PALMA, 18 (EUROPA PRESS)
El psicólogo clínico Francisco Villar ha advertido que, en términos económicos, el deterioro de la salud mental de los niños por el uso de las pantallas es «bueno» porque habría «mucha gente ganando dinero», sin embargo ha planteado sus dudas sobre si se debe permitir.
En ese sentido ha intervenido el profesional en la Comisión sobre el estudio y la reflexión sobre impacto de la digitalización en la educación, celebrada este jueves en el Parlament.
El psicólogo ha resaltado que la industria tecnológico ha conseguido un cambio cultural en la sociedad de manera «acelerada», ya que «todos las aceptan» como la nueva manera de hacer las cosas.
Por eso, ha defendido que «ningún gobierno» sería responsable de contratar a Google para ayudar en el aprendizaje en las escuelas, sino que sería un «éxito» de la industria. De igual modo, ha restado culpa a las familias que dan una pantalla a sus hijos para entretenerles o que permiten que estén varias horas frente a las mismas.
Villar ha apuntado que esto es un «éxito» de estas empresas que buscan que la gente esté cuanto más tiempo mejor frente a las pantallas y ha reconocido la «habilidad» de las tecnológicas para impulsar su beneficio.
En ese sentido, ha alegado que las empresas logran identificar y generar «necesidades» en los individuos, lo que en el caso de los niños es «un negocio garantizado» porque en su corta edad «tienen todas las necesidades».
Esto lo ha extrapolado a que un adulto «desregulado» es una persona «infeliz» y con «mayor necesidades», lo que hace que compre más. Lo mismo sucedería con los niños «desregulados» que hacen «comprar más» que los «estables».

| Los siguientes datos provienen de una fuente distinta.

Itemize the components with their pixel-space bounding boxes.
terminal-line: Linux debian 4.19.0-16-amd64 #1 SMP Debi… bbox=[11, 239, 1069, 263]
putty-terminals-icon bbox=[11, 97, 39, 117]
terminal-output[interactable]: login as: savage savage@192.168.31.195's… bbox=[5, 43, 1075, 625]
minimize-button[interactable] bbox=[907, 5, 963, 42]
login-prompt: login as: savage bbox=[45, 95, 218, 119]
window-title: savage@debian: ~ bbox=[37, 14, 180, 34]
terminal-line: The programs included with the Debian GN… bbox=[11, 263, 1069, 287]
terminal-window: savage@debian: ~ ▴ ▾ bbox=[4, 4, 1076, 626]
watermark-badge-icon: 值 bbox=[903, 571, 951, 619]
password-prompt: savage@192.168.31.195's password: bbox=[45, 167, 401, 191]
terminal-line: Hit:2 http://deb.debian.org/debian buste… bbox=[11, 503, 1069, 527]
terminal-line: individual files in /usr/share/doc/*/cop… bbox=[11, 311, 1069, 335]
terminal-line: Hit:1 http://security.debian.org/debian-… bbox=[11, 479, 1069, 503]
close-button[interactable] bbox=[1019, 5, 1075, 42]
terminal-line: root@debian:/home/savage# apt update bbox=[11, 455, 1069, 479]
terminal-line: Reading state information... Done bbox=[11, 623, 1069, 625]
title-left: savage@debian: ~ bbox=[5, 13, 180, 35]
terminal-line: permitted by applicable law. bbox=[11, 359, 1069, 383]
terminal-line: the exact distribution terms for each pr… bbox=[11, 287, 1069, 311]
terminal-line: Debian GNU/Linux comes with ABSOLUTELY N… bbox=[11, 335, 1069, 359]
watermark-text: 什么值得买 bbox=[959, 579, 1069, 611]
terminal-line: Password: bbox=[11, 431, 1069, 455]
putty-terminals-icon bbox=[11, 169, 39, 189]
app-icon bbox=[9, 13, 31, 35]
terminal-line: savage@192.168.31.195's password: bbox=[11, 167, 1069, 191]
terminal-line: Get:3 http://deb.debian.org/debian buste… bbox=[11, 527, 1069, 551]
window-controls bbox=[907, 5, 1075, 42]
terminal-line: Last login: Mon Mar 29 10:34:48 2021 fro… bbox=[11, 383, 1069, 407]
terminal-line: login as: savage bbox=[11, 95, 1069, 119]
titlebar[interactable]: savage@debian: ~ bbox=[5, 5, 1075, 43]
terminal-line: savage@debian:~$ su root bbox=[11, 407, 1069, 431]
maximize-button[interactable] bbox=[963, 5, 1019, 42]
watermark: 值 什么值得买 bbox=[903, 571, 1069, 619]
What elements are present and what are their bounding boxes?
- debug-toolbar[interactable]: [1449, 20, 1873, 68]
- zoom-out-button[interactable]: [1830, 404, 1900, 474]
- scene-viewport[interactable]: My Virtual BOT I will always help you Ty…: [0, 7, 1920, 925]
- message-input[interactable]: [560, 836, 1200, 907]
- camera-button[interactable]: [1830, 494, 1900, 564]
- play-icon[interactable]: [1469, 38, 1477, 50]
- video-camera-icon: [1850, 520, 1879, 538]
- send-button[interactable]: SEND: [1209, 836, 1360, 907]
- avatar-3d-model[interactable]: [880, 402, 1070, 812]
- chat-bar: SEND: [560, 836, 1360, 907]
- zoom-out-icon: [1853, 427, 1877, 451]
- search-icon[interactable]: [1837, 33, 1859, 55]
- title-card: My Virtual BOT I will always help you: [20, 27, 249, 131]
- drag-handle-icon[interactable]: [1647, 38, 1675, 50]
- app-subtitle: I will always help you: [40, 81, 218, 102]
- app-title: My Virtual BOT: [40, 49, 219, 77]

Así, ha puesto el ejemplo de los optometristas, que pese a ser una profesion bienintencionada, han identificado que la miopía se ha multiplicado por seis con la entrega temprana de las pantallas.
Villar ha explicado esto porque un niño, hasta los 8 años, no es bueno que focalice la mirada porque aún no es capaz de hacerlo y no sería necesario que esté mire a un único punto.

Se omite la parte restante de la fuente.